Las hijas y sobrinas de esta paquetuda mujer también experimentaron el agradable y extasiante servicio de los musculosos "servidores" de la sociedad aterciopelada.
Lo que no sabrían, hasta mucho después, las habitués del engalanado pero hermético sitio es que allí estaba activado, por obra y gracia de los dueños del negocio, un sistema de filmación de alta fidelidad, como para fotografiar y filmar cada escena de sexo practicado entre sus paredes.
Las fotos y los vídeos eran otra cantera porque se venderían a compradores que ya esperaban la mercancía en sus lejanas oficinas en Estambul, Hong Kong, Taipei y Tokio.
De esta - la filmación - se enteraría un equipo de ex funcionarios de Ministerio de Relaciones Exteriores que había viajado a Japón, donde - casualmente - encontraron en una revista porno la foto de la esposa de uno de los altos funcionarios de dicha cartera en una fuerte escena sexual con un musculoso joven.
La revista terminaría en manos del mismísimo presidente Stroessner quién, enfurecido hasta decir basta, ordenó a Montanaro que iniciara de inmediato las investigaciones respectivas. No pasó mucho tiempo como para tener los datos completos en la carpeta reservada de Pastor Coronel: el peluquero Freddy regenteaba un prostíbulo para mujeres (pero también para hombres inclinados hacia la homosexualidad).
La orden no se hizo esperar: el peluquero debía desaparecer. Y así fue. Se lo mató en su propio departamento. Fueron los hombres de Pastor Coronel.
Una vez asesinado, la policía deStroessner revisó cada centímetro cuadrado del prostíbulo. Allí encontraron miles de fotografías y filmaciones que eran negociadas en Asia. Y, desde luego, las fotos de esposas, novias, amantes, hermanas, tías, vecinas, primas de los que estaban en el poder.

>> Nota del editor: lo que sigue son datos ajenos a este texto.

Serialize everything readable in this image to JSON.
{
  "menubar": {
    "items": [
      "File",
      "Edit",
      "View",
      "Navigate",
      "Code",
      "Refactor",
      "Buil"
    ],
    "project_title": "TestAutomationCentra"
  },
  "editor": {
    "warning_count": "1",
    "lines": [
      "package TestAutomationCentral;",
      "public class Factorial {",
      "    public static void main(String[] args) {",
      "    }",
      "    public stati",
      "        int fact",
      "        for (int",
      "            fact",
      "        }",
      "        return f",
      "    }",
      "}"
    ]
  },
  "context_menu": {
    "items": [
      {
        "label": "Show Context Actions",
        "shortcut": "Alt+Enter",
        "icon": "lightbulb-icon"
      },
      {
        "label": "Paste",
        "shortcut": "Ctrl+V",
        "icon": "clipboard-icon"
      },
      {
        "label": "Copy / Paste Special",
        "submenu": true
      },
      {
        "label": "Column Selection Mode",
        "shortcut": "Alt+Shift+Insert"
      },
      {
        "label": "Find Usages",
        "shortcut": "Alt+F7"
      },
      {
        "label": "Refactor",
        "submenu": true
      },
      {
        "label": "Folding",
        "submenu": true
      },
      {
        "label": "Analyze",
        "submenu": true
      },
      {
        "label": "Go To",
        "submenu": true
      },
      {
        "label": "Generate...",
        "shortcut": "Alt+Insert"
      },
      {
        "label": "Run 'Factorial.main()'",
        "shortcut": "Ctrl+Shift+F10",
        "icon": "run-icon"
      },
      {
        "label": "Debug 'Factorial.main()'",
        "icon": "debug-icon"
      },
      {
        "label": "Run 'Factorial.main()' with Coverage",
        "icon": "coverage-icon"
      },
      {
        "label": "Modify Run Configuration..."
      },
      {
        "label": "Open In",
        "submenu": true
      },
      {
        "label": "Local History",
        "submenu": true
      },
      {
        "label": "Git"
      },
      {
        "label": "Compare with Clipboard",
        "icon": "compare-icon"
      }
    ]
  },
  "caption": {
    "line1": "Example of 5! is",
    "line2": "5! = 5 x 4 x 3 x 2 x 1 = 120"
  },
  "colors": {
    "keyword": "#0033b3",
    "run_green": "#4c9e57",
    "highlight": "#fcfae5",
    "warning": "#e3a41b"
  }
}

También las fotos de algunos conocidos hombres. Todos fueron clientes de la casa de los "hetairos".
En un lugar secreto de la casa encontraron hasta piedras preciosas ingresadas de contrabando desde Brasil para su venta entre las copetudas asuncenas, otro negocio de Freddy con el chileno.
Aquello fue un verdadero escándalo entre los stronistas. Unos se asombraban y avergonzaban por haber sido descubiertos en semejante distracción; otros, sencillamente por vergüenza ajena. Pero todo el lío de las mujeres enjoyadas quedó al amparo del más completo silencio del cual era capaz la dictadura.
Cuentas que el mismo Alfredo Stroessner participó de la quema de las fotos y de los vídeos. Nunca el hombre se sintió más ofuscado con las mujeres pilladas in fraganti y con el peluquero de la avenida Mariscal López.
El audaz estilista pagó con su vida semejante aventura; las clientes (y los clientes) acaso con el remordimiento.